A pedicurist sees this all day long—and I guarantee it ain't always this pretty.
Part of why I don’t engage more beauty services—mani/pedis, facials, etc.—is because I feel acutely aware of the weird power dynamic inherent in many salons. I, a middle-class white woman born in America, am paying a probably not-white person, likely an immigrant, less than I make to do the sort of beauty labor on my body that I’m unwilling to do myself—I’m outsourcing my own grooming, essentially. Most often I just choose to opt out. But in talking with Virginia Sole-Smith of Beauty Schooled and hearing about what it’s like on the other side of the waxing table, I started to see that simply opting out isn’t the only way to handle that dynamic: As a client, I can engage with it responsibly, in ways that go beyond just tipping well and smiling (though do that too). Here, her tips for being a responsible salon client.

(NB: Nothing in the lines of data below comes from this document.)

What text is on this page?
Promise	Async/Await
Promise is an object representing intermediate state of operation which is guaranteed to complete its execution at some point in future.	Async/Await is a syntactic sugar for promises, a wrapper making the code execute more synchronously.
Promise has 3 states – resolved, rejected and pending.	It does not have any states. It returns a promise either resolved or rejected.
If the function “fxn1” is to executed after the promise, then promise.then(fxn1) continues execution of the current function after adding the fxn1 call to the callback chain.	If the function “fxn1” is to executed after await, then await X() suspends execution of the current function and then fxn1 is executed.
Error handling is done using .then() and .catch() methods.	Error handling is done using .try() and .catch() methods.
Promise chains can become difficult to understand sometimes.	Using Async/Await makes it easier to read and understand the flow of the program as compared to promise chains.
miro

1) Tip. Always. “I don’t care if you didn’t like the service—you always have to tip out. The most fundamental injustice in the beauty industry right now is that the salons are all based on a tipping model, which means that workers’ wages are too low. Salons underpay their workers and pass the responsibility for making up the difference over to consumers, so they can advertise lower prices. So think of the listed price of your haircut or bikini wax as a fake price tag and add 20 percent more. That’s pretty much across the board—definitely in discount nail salons. It’s a little less true if you go to a really high-end salon; if a hairstylist works on commission and you’re paying $150 for a cut, the stylist is probably getting 40% of that. So she’s doing fine. But remember that the shampoo girl and her assistant who does your blowout aren’t making that. They’re making, like, $8 an hour. People often tip hairstylists 20% and give the shampoo girl $3; I’d rather give the shampoo girl $10 and scale back a bit on the stylist. Better yet, tip everyone well. I usually tip more than 20%; for a $35 pedicure I’ll tip $10, because I know those workers are often only paid about $50 a day. If you can’t afford to give a tip, you can’t afford to get a pedicure.”

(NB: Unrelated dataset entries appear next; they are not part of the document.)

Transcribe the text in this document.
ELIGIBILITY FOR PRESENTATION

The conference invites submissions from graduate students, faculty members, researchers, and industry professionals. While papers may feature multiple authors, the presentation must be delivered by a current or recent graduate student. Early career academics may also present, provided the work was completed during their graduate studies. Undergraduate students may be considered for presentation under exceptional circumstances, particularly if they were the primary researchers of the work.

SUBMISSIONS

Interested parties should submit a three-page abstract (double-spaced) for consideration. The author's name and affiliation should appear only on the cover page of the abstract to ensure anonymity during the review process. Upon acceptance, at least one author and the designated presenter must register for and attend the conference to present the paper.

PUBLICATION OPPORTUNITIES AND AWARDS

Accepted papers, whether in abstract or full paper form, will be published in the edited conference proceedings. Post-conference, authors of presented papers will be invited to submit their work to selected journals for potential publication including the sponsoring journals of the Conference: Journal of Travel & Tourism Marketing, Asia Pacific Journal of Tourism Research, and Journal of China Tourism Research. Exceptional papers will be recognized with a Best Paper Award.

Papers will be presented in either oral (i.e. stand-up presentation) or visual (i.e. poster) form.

2) Make it mutual. “Make it a point to ask their name. If you make conversation, don’t just go on about what you want—have a conversation with them as you would any other person. I hate when I go to a nail salon and I see women talking on their cell phone while there’s a woman scrubbing her feet. I know you’re there to relax, and that’s fine—you don’t have to talk through the whole thing. If you’re getting a facial, you’re paying to basically take a nap. But recognize that this is a human being who is working on you; don’t pretend she’s a robot, because she’s not. She’s touching you and being physically intimate, so it would be nice to ask how her day is going. Pay it back a little bit. That can be tricky to do, because you’re paying for the service and she has to give that service. But keep the fundamental respect.”

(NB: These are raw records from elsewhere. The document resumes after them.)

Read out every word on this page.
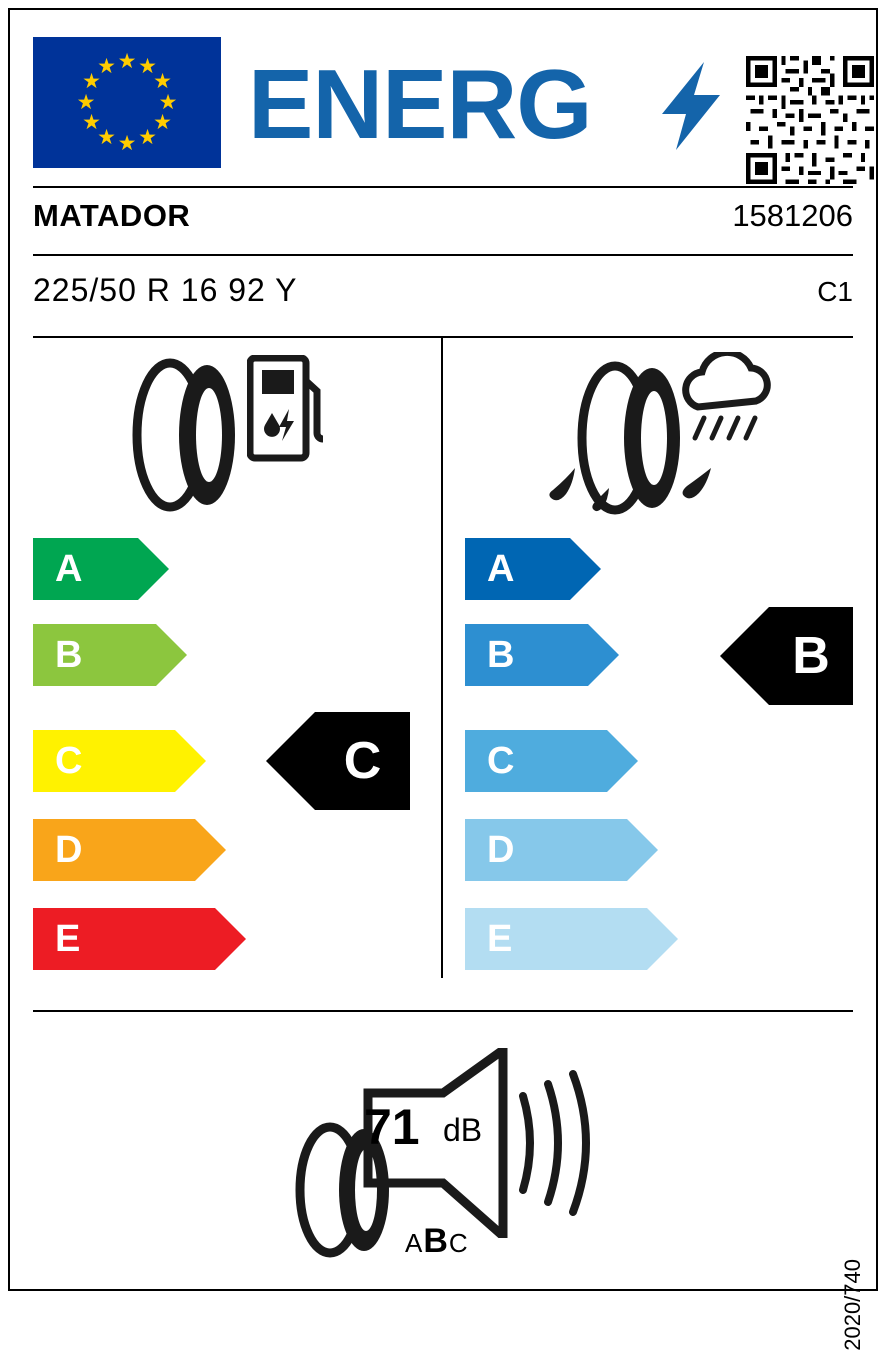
★ ★
★
★
★
★
★
★
★
★
★
★ ENERG
MATADOR	1581206
225/50 R 16 92 Y	C1
A
B
C
D
E
C
A
B
C
D
E
B
71 dB
ABC
2020/740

3) Be an advocate. “If you’re going into a place that’s awful with fumes and not enough ventilation, ask for the windows to be opened. You can even encourage salons to give their workers masks and gloves — or if you notice workers wearing protective gear, make a point to tell the owner that you appreciate them making worker safety a priority. The owners aren’t going to do that unless they think that the customer wants it, because they don’t want to lose business. So anytime you say, ‘Wow, these fumes make me sick,’ and talk to a salon manager and say, ‘Hey, can you open more windows or put a fan in here?’—particularly with the really toxic stuff, like the Brazilian blowout and acrylic nails—the manager is at least listening to you. They need to hear that from customers.”